During the year to 31 August 2016, 2,606,751 ordinary 5p shares were issued. 2,164,181 ordinary shares were issued in
relation to the satisfaction of deferred consideration to the former owners of The Big Green Parcel Holding Company Limited
(Tuffnells). The remainder were issued to satisfy share scheme exercises.
(c) Share premium
£m 2017 2016
Balance at 1 September 59.2 55.2
Premium arising on issue of equity shares 1.3 4.0
Balance at 31 August 60.5 59.2
19. Reserves
(a) Demerger reserve
£m 2017 2016
At 1 September (280.1) (280.1)
At 31 August (280.1) (280.1)
This relates to reserves created following the capital re-organisation undertaken as part of the demerger of WH Smith PLC
in 2006. The balance represented the difference between the share capital and reserves of the Group restated on a
pro-forma basis as at 31 August 2004 and the previously reported share capital.
(b) Own shares reserve
£m 2017 2016
Balance at 1 September (3.5) (4.1)
Acquired in the period (0.5) (1.1)
Disposed of on exercise of options 0.9 1.7
Balance at 31 August (3.1) (3.5)
The reserve represents the cost of shares in Connect Group PLC purchased in the market and held by the Smiths News Employee
Benefit Trust to satisfy awards and options granted under the Group's Executive Share Schemes. The number of ordinary
shares held by the Trust as at 31 August 2017 was 2,241,459 (2016: 2,313,644).
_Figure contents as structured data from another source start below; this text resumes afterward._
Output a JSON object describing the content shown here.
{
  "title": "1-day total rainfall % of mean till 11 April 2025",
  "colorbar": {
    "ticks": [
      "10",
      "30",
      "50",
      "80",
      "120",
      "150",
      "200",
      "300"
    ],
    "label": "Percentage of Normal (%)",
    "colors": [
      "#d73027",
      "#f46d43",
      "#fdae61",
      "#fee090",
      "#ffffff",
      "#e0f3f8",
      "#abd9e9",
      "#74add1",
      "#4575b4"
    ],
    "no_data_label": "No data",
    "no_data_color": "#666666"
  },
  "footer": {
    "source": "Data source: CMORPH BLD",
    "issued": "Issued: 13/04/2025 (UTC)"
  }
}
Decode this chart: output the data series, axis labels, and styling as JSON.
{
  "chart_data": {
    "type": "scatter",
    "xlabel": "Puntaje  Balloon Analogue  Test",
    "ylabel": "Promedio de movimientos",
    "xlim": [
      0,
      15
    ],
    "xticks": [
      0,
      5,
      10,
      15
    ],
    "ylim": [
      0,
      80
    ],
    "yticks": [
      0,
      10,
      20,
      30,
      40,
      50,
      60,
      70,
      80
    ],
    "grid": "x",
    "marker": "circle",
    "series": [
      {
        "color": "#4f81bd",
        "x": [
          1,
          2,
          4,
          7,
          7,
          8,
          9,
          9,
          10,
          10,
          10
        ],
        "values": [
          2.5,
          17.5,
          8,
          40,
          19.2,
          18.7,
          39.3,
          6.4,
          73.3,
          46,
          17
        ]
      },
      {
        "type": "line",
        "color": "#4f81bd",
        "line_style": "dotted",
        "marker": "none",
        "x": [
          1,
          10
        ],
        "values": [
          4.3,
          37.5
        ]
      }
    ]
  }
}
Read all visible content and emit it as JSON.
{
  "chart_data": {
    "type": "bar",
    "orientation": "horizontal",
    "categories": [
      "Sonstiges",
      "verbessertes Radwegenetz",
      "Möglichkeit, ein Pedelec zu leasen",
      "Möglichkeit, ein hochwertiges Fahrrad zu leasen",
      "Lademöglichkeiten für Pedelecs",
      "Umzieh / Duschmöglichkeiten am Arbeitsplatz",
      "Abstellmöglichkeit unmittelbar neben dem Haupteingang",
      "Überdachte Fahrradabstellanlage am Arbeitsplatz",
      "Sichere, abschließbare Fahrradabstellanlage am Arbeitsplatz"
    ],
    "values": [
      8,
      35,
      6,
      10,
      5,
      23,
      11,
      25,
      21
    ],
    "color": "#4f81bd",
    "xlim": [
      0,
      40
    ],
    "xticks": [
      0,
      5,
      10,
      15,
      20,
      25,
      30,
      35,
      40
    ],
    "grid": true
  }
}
(c) Hedging & translation reserve
£m 2017 2016
Balance at 1 September (1.1) (0.5)
Settlement on termination 0.8 -
Net movement in cash flow hedges 0.6 (1.2)
Exchange differences on translating net assets of foreign operations 0.2 0.6
Balance at 31 August 0.5 (1.1)
The hedging reserve represents the cumulative amount of gains and losses on hedging instruments deemed effective in cash
flow hedges. The cumulative deferred gain or loss on the hedging instrument is recognised in the profit or loss only when
the hedged transaction ceases to be effective.
20. Retained Earnings
£m
Balance at 31 August 2015 226.5
Amounts recognised in Total comprehensive income 26.3
Dividends paid (22.7)
Employee share schemes (1.7)
Equity-settled share based payments, net of tax (2.2)
Balance at 31 August 2016 226.2
Amounts recognised in Total comprehensive income 35.1
Dividends paid (23.6)
Employee share schemes (0.9)
Equity-settled share based payments, net of tax (1.9)
Balance at 31 August 2017 234.9
21. Post balance sheet events
In October 2017 the Group agreed new bank facilities of £175m with six relationship banks with a term which runs until
January 2021. The new facility comprises of a term loan of £50m with no amortisation and an RCF for £125m on a higher
interest margin than the previous facility but with similar covenant terms to the previous facility.